August 21st, 2009 No comments

chris_officeConsider the plight of today’s economists. Only a few short years ago their profession was at new heights of respect and consensus. Now, “economist” is a curse word on the lips of every unemployed person in America.

Prior to the onset of the financial crisis and the “Great Recession” of today, Alan Greenspan once famously stated that he believed “systemic financial risk had largely been eliminated,” in part through the advent and spread of various new financial innovations. Most everyone who cares to has heard about this enough times to have this line practically memorized by now.

However, what isn’t heard very often is consideration of what Greenspan said shortly after the crisis had really set in. In October 2008 testimony to angry members of Congress, Greenspan testified that his prior assessments stemmed from an ideological belief that financial system participants would regulate their own activities out of a sense of professionalism and risk-aversion. In short, he failed to consider that actors in the financial and credit industries were motivated by other factors, such as a systemic preoccupation with short-term returns – e.g., participants taking a herd mentality toward activities that pushed to the very edge of legality and beyond, and with no consideration for risk – everyone was doing it, so how could it be risky? The irony of this seems to have been lost on the media, and maybe on us as well.

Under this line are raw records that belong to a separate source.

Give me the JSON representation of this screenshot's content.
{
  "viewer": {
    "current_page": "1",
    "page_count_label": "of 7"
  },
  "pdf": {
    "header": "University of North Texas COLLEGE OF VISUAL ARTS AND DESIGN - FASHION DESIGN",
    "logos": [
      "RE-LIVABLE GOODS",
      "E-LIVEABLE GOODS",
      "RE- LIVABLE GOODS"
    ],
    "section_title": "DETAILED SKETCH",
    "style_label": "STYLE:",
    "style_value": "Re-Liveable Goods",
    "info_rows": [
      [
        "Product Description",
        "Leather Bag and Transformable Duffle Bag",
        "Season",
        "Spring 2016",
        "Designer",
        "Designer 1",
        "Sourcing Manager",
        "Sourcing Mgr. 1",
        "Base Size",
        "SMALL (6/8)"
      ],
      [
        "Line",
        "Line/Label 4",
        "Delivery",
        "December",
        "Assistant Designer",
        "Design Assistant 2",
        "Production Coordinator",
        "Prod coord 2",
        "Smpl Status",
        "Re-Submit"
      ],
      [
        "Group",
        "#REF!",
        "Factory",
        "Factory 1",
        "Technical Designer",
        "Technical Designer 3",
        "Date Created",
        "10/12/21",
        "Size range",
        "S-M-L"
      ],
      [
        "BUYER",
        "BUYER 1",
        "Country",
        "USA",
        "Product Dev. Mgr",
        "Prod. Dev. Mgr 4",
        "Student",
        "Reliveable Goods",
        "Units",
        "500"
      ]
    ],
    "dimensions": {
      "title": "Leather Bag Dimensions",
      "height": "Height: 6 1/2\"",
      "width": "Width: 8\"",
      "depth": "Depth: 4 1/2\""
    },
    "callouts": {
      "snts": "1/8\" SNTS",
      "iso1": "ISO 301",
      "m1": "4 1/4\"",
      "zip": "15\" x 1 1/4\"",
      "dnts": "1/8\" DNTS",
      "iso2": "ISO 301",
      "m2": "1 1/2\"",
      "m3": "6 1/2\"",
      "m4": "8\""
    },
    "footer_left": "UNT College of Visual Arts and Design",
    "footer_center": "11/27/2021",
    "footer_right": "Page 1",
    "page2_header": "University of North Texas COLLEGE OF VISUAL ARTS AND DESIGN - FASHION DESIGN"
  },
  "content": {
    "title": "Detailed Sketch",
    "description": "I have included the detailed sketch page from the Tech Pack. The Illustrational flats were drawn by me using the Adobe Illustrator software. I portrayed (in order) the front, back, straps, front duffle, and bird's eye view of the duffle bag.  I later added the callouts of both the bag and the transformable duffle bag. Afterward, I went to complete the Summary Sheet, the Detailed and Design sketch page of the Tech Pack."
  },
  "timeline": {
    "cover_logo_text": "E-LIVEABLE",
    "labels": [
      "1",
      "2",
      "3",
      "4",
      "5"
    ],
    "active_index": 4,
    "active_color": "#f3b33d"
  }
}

The significance of this is hard to overstate. The Fed Chairman – by way of providing an excuse to the American people – essentially blamed the people in the system for the financial meltdown we are still enduring today. I would’ve asked, but Mr. Chairman, hadn’t these people always acted in a quintessentially predictable way? E.g., in what they believed to be their own self-interest? What was hard to predict about that? Wasn’t it obvious by early 2008 that participants had, out of competitive necessity if not pure greed, stopped critically assessing risk in their decision-making out of self-interest?

As someone who has at times been tasked in the past to drive change in large organizations through introduction of new or redesigned systems, I am trying to take away a few key learnings from this collapse:

  1. To build or manage a system well, the “people” variable must be understood. Strive to consistently understand motivations and create incentives to ensure desired behavior.
  2. There’s no monopoly on poor judgment when building and managing systems in which people are a critical variable. It will surely continue to occur at the highest levels of politics, government, and business management.
  3. Group-think kills. Taking conventional wisdom at face-value, being overconfident, over-focus on executives in attributing success or failure, etc. are lazy and dangerous modes of thinking. Constant critical assessment and independent thinking are still required.

What else? I’m sure there are other considerations. Let me know.